This summer and upcoming fall semester is going to be a tough one for all rising seniors. In fact, as Mr. Wilson, YISS’s guidance counselor, described it, senior year is “a sprint that only gets faster.” This in mind, Mr. Wilson was kind enough to provide all rising seniors and underclassmen with advice on how to deal with the stress of senior year.

Originally from Philadelphia, Mr. Wilson attended the University of Michigan with a degree in Psychology, then continued on to receive his Masters in Counseling at Lehigh University. After graduating, he initially moved to ICS (now YISS) as a teacher but has since been counseling for the last 11 years. Mr. Wilson currently serves on the Executive Board for the International Association of College Admission Counseling as well as the Delegate to the National Association of College Admission Counseling.  He is also active locally as the Director of College Counseling for the Korea International School Counselor Association.  He is married and a proud father of 3 boys.
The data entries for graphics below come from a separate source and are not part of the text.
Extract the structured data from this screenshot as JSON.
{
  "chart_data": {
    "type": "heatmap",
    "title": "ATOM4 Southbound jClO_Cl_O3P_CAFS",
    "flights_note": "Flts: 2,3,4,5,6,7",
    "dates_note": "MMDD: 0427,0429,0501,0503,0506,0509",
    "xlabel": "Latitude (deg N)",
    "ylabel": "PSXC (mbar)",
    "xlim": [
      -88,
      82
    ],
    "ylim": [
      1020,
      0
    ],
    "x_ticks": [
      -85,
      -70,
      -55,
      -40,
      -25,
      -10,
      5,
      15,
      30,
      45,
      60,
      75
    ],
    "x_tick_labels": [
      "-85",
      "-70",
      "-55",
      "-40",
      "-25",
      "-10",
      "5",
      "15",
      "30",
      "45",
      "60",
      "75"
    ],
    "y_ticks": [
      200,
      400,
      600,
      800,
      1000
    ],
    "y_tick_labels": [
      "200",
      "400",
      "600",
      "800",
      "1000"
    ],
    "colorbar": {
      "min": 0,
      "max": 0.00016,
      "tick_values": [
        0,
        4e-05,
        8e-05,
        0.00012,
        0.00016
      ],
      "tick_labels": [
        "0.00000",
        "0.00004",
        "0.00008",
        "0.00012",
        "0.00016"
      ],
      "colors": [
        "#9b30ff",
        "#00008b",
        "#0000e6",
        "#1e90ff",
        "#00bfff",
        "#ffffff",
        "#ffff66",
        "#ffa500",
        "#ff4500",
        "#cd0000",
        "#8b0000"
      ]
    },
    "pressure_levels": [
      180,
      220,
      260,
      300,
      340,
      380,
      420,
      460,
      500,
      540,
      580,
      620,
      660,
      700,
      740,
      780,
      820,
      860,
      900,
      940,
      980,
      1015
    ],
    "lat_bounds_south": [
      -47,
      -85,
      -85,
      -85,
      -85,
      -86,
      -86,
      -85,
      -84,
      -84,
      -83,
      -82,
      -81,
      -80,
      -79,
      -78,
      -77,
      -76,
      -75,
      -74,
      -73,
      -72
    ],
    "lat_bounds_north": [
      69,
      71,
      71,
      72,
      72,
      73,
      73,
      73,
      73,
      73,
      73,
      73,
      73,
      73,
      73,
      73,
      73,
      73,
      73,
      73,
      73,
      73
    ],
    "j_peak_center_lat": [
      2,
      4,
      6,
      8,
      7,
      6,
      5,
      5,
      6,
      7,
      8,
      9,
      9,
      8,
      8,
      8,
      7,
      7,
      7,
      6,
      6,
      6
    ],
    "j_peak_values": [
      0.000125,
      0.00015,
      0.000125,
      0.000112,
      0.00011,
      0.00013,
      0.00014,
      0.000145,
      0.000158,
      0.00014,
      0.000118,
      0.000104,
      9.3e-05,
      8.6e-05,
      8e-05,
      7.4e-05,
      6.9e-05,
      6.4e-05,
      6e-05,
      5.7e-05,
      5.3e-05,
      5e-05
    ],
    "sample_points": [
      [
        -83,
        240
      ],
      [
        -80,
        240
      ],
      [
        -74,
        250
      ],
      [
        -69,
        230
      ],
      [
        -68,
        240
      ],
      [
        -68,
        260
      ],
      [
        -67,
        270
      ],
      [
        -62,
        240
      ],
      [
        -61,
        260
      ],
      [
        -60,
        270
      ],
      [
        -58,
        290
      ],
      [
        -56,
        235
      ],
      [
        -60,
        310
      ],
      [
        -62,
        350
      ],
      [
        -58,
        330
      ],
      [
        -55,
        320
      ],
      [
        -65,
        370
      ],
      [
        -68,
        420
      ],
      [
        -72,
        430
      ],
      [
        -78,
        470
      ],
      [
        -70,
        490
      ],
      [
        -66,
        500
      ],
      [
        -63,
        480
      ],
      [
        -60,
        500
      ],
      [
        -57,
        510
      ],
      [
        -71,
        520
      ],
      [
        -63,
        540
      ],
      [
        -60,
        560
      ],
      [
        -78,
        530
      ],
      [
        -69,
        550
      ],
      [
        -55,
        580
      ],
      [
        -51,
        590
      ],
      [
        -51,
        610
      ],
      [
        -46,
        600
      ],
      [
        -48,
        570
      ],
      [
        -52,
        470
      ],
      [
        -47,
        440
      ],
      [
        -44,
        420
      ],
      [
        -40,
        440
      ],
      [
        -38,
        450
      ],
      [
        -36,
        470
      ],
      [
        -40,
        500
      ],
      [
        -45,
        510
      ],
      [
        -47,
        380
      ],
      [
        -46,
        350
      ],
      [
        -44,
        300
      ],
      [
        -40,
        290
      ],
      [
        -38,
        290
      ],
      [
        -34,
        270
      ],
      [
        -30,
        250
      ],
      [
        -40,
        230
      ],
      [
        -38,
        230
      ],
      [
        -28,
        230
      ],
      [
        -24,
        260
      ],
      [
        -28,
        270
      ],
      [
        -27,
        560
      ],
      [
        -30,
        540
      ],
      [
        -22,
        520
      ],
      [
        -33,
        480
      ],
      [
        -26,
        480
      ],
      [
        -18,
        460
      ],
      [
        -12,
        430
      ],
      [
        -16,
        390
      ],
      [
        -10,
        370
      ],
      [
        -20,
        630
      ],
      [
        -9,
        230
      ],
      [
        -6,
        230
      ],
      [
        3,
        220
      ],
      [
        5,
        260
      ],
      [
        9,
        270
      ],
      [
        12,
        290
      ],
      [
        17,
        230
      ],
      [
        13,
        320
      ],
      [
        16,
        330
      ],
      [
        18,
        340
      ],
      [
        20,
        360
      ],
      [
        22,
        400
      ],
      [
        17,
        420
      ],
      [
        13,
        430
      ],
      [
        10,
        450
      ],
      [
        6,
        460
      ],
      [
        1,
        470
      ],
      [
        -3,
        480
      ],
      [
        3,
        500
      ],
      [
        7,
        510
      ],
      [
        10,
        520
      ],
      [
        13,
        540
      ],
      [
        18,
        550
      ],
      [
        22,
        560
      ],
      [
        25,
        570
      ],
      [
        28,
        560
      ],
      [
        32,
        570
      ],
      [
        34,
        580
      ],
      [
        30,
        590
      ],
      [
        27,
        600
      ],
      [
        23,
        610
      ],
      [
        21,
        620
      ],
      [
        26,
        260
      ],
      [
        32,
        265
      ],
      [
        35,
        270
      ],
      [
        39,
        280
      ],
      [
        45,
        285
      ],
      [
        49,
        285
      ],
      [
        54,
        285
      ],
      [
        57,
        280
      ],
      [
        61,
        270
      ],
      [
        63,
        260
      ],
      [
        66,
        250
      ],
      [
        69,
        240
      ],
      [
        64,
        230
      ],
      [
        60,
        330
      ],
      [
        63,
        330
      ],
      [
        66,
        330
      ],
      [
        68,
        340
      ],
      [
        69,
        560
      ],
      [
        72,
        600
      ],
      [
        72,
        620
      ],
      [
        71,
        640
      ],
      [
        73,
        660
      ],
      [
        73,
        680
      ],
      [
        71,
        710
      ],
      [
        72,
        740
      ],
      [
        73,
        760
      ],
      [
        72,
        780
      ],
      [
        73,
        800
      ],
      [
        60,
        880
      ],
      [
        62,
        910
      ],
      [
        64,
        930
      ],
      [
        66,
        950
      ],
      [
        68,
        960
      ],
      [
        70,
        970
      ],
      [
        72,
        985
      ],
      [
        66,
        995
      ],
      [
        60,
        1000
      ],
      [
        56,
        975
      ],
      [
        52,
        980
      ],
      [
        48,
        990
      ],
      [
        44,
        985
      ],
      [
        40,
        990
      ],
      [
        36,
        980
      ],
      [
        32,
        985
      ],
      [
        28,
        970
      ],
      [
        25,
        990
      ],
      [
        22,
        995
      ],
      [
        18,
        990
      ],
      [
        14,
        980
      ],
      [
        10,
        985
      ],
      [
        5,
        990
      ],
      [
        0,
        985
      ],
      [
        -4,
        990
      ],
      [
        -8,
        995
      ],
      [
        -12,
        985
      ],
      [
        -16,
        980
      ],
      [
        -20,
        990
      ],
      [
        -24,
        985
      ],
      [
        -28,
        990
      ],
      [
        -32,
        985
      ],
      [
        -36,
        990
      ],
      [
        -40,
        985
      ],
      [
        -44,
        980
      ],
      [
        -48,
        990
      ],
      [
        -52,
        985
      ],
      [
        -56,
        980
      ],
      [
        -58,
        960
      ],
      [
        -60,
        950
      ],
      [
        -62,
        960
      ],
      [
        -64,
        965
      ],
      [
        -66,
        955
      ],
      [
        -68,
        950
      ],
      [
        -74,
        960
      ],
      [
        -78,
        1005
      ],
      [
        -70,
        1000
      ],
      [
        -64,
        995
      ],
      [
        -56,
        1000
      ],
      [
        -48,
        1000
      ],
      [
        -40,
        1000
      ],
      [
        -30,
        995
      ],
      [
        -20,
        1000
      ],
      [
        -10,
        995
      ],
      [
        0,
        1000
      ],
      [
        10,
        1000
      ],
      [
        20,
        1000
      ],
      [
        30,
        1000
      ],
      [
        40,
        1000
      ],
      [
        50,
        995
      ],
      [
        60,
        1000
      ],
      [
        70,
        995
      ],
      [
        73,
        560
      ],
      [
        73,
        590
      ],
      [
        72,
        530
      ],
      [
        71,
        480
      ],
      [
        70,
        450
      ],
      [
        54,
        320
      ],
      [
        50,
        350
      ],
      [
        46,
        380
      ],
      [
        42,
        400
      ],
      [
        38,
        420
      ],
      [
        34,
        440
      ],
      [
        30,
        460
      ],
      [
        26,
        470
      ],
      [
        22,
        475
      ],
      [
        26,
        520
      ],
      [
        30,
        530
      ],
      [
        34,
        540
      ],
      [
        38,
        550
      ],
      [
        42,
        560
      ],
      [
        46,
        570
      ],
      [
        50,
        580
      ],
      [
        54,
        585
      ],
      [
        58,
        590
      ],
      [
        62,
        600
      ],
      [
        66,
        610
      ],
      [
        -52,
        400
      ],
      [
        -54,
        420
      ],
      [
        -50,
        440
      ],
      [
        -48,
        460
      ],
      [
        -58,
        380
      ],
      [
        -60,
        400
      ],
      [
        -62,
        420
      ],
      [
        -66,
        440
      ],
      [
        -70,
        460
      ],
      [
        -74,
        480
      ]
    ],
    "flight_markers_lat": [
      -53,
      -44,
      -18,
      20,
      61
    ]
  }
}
Note: Responses have been edited for length and clarity


Q: What do you think is the most important aspect of the college admissions process?

A: I would say the most important part is that [the process] helps students identify who they truly are. You can’t go through the process without the toil and refining fire of trying to find out who you are. That’s ultimately what the colleges want to see, right? Colleges don’t get the chance to meet you in person, they don’t get the chance to hang out with you every day. So they get 20 minutes to read your application, maybe more, maybe less, but ultimately what they want to get out of it is “are you a good fit for our school?” They want to know exactly who you are, all the best parts of you: the grades, the extracurriculars, but also the personality. The digging deep is what the college admissions process does, and then my challenge is to make sure the students are a great match and fit with the institutions themselves.


Q: How do you manage to get to know students and write recommendations for everyone?

A: I try to meet with them individually as much as possible, make those meetings count. I meet with them several times throughout the course of the year, which is challenging because I’m in charge of the entire junior and senior class. Other than my interactions in [my] office, in 1 on 1 meetings, the other way to try to get to know them is interacting with them outside of the office. So whether that’s through random conversations in the hallways, times in the cafeteria. But more than that, seeing them in their elements, at concerts, at athletic events, at debate competitions, seeing them there. Another part, although it sounds a bit creepy, is researching them, studying them, talking to their parents, teachers, classmates. All that put together gives me a pretty good idea of who they are.


Q: Are there any common characteristics among students going to their top schools?

A: Nowadays, colleges are wanting students that are intelligent, but what I see happening more and more that is helping filter the great from the excellent, is what I call the “what else?” factor. So, you’re smart, have good grades, have a good SAT – what else? It’s when students have a “what else” that is very clear and is in sync with their passions and interests that you see them going to good colleges.


Q: What is the most important thing students should be keeping up in their junior year besides GPA?

A: I think juniors need to start developing their endurance. Senior year first semester is extremely exhausting. You start out senior year with a sprint that only progressively gets faster. I heard that told to me by a former faculty member of mine, but it really is true. You have to hit the ground running, but it’s a short marathon: four months, very compact, very intense, but you have to have the endurance. You have very few breaks to breathe, and when you do breathe, you have to know how to. I say figuring out good work habits and time management is one of the major priorities that students should be focusing on.


Q: What are some common mistakes other seniors make that rising seniors should be taking note of?

A: Starting too late on their essays. The essay is singlehandedly the most important part of the college admissions process, and with that amount of weight for a single component of the application, you should be putting in a lot of time into it. Some seniors don’t know how to get started, so they wait. Regardless, constantly thinking about it from the start of second semester junior year and all throughout the summer is extremely important. Trying to figure out ways to prep for that earlier on, having a lot of different samples, is a good idea.